HELD: Article 354 of the Revised Penal Code presumes that every defamatory imputation is malicious, even if true, if no good intention and justifiable motive for making it is shown. Consequently, the CA and the RTC both concluded that the presumption of malice or malice in law existed, and that the petitioner did not overcome the presumption.

FOURTH ISSUE: Being a journalist, is there a presumption of good intention or justifiable motive on the petitioner's part?

HELD: The petitioner is grossly mistaken.

The freedoms of expression and of the press were not designed or intended to shield a person from liability for making defamatory statements against another. The Constitution and the law do not extend special treatment to journalists simply because they are journalists. It is the law that requires them to prove their lack of malice, their good intentions and their justifiable motives.

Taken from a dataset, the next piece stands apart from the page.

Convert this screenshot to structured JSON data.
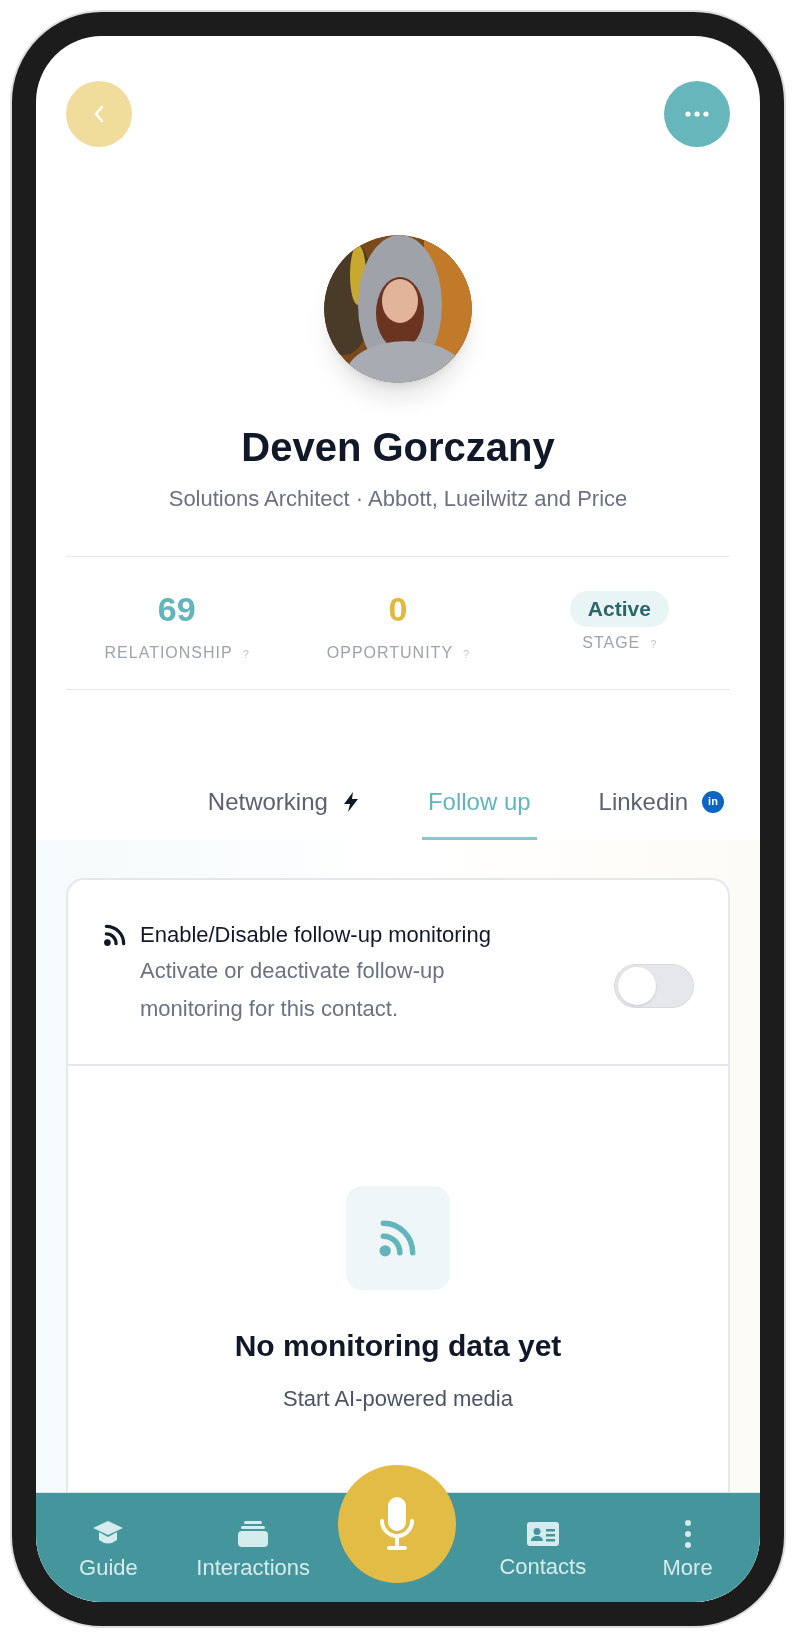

This statutory requirement is true for all persons charged with libel, be they seasoned or novice journalists, or struggling campus reporters, or plain and simple citizens. The petitioner, even as a journalist, might have had the duty to inform the public about newsworthy personalities or events, but such duty did not vest him the immunity from liability for defaming another person even if he should prove his good intention or justifiable motive for doing so.

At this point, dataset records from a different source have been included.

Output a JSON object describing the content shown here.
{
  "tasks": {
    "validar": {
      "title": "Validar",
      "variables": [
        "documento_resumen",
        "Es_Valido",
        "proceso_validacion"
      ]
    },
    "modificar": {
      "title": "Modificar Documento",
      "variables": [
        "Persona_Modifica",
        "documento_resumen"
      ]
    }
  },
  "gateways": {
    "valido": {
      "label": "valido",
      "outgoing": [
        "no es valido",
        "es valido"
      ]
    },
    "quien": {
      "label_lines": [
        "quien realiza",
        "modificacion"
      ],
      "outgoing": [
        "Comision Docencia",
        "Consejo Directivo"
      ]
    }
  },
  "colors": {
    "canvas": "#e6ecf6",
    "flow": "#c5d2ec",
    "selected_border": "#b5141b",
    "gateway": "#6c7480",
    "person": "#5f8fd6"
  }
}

FIFTH ISSUE: Is the report covered by qualified privileged communication?


In his effort to show that the news article should not be presumed to have been maliciously written, the petitioner submits that the news article could be classified as a qualified privileged communication by virtue of its being a fair and true report, made in good faith, without any comments or remarks on the acts performed by Mauro, a public officer, in the exercise of his functions.

The article did not come under the qualified privileged communication classification simply because the petitioner did not establish the truthfulness of his imputations against Mauro, that is, that the latter had been actually involved in or had been merely accused of the illegal activities. It could not be denied that the petitioner's conclusion about Mauro was based only on incomplete police investigation, but he ignored the incompleteness, and jumped to the conclusion that there had already been an accusation against Mauro or that Mauro had been involved in the illegal activities.
SIXTH ISSUE: Is petitioner excused because he was not the one who published the news article?

Petitioner seeks to avoid criminal liability by insisting that he was not the person who had published the news article, being merely the writer thereof; hence, publication, one of the essential elements of libel, was absent as to him.

HELD: The law on libel fully guards the liberty of the press, and at the same time defends the reputation of the citizen against defamation.

Article 360 of the Revised Penal Code does not limit the liability to the person who writes and publishes the libelous material. The editors and publishers who themselves did not participate in the drafting of the defamatory news articles were as directly liable as the petitioner and Cambe who had written the article. On his part, the petitioner himself came within the ambit of the phrase cause the publication used in Article 360 of the Revised Penal Code because his submission of the news article to the editor and publisher resulted in its publication.

The element of publication means making the defamatory matter, after it is written, known to someone other than the person against whom it has been written. With the petitioner's admission of having submitted the news article to his editors, he published it himself due to the contents being communicated to persons other than to the heirs of the late Mauro.